MRIs are huge machines that need a lot of work and a lot of care and attention and only a select few people can use these machines, and they are known as MRI Technologists, and a Medical Technology degree will stand you in very good stead to help with that too. MRIs need to be maintained, but also the images that they capture, need to be accessed, developed, processed and they also need to be given to the appropriate people. MRI Technologists likely won’t get involved with the general work that a doctor may get involved with, but they likely will still be asked to offer up a second opinion where possible.

There is also a chance to study a Medical Technology degree at a postgraduate-level as well, whether than be doing a Bachelor degree in Medical Technology or even a Masters degree in Medical Technology, there are many people who alo look to study these at a correspondence level, not unlike an online Medical Technology degree, although a Medical Technology Master's degree is more common to study online than a Bachelors.

Medical Technology Degree

How will I be assessed?

Assessment for a Medical Technology degree will be very similar to an Engineering degree. You’ll mainly be learning via lectures, lab classes, general group work and one-on-ones with tutors.

You will have the opportunity to pursue industry experience as well via a placement year, which will give you the chance to not only visit a number of important companies but also to forge genuine contacts for when you leave university and also will also help you to gain the all-important work experience.

What skills will I learn?

All degrees give you a chance to learn something new and will provide you with skills that can prepare you for the working world. Medical degrees are slightly different, in that the skills you learn are essential in almost all walks of life, whether you choose to follow a career in the medical sector or not.

Team-work is an essential part of medical practice, despite what TV shows like House might have you think. Second-opinions, collaboration and team effort is common in all forms of medical sciences, so your teamwork skills will be heightened as a result of studying a Medical Technology degree.

Time management is an important factor in medical work, but also in offices, sport and even in general media and your time management will have to be top-notch in a Medical Technology degree. Your time needs to be allocated properly and you will need to be able to work to certain deadlines.
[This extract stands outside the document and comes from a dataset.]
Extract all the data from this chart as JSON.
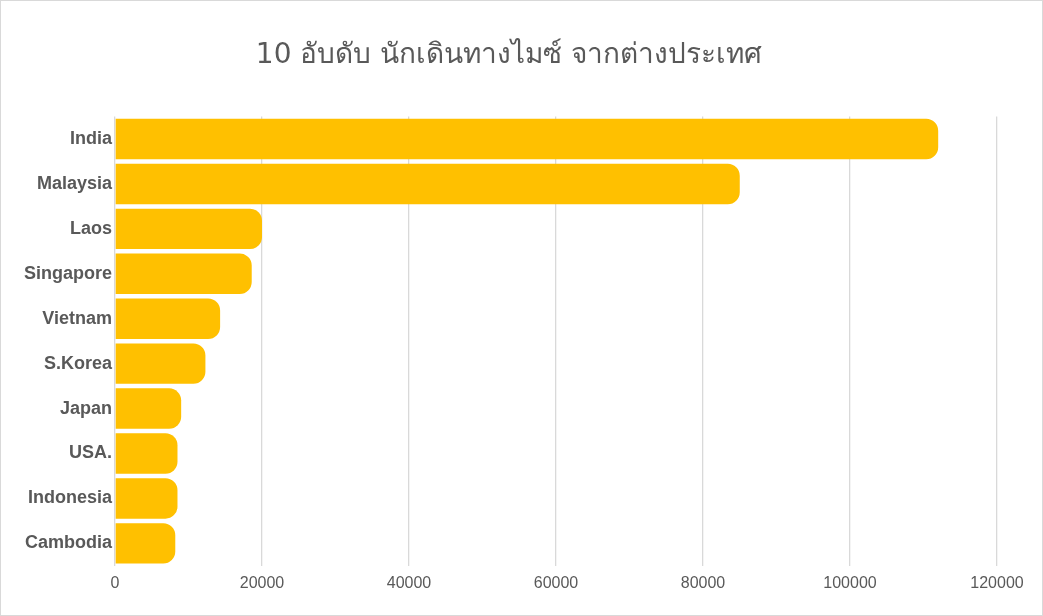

Communication is key as well. The ability to communicate with co-workers and also with patients is vital, especially if you become a Phlebotomist, where you will need to speak to patients in a calm and orderly (pun unintended) manner and will need to communicate to them what it is that you will be doing and how they can potentially help you to do your job correctly.

Medical Technology Degree

Will a Medical Technology degree get me a job?

There are no guarantees of finding a job with any degree, but your chances are better if you have a Medical Technology degree, as the degree is in such high demand in employment.
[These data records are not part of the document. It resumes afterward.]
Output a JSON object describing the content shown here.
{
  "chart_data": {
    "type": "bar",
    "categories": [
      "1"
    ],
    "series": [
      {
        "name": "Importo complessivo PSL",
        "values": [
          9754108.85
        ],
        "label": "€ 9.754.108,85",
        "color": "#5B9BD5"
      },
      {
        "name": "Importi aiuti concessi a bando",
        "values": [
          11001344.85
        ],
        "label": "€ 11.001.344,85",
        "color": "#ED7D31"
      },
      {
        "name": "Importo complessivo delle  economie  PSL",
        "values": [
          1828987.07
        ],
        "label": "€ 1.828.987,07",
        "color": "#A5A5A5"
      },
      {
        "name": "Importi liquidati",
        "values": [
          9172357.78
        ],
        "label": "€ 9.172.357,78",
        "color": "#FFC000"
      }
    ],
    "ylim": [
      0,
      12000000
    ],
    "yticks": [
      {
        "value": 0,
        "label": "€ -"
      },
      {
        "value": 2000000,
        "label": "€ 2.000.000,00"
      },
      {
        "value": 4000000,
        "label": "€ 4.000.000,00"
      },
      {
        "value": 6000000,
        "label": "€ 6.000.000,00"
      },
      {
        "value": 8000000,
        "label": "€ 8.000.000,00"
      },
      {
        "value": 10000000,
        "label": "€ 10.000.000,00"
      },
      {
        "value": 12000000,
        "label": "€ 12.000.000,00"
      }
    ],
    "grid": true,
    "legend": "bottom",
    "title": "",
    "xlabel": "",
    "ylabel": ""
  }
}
If you have completed a work placement, work will be much easier to come by, and that’s the same for all degrees. People usually end up working the graduate scheme at GlaxoSmithKline or a related company that might have a foot in the door with what you do.

Famous Alumni

The Medical Technology degree is fairly recent, so there are not too many famous people that have taken this job on, however, there are a number of famous people who will inspire a lot of the modules that appear in a Medical Technology degree, such as Sir John B. Gurdon, who was a developmental biologist, who was one of the forefathers of research in clinking and nuclear transplantation. In fact, Cancer Research UK is also known as The Gurdon Institute in his honour.

Another is Raymond Damadian, the American Physician, who invented the NMR scanner, which has now become the MRI scanner that we all know and although his degree was in Mathematics from the University of Wisconsin-Madison, his lasting effect and influence on Medical Technology is still felt today.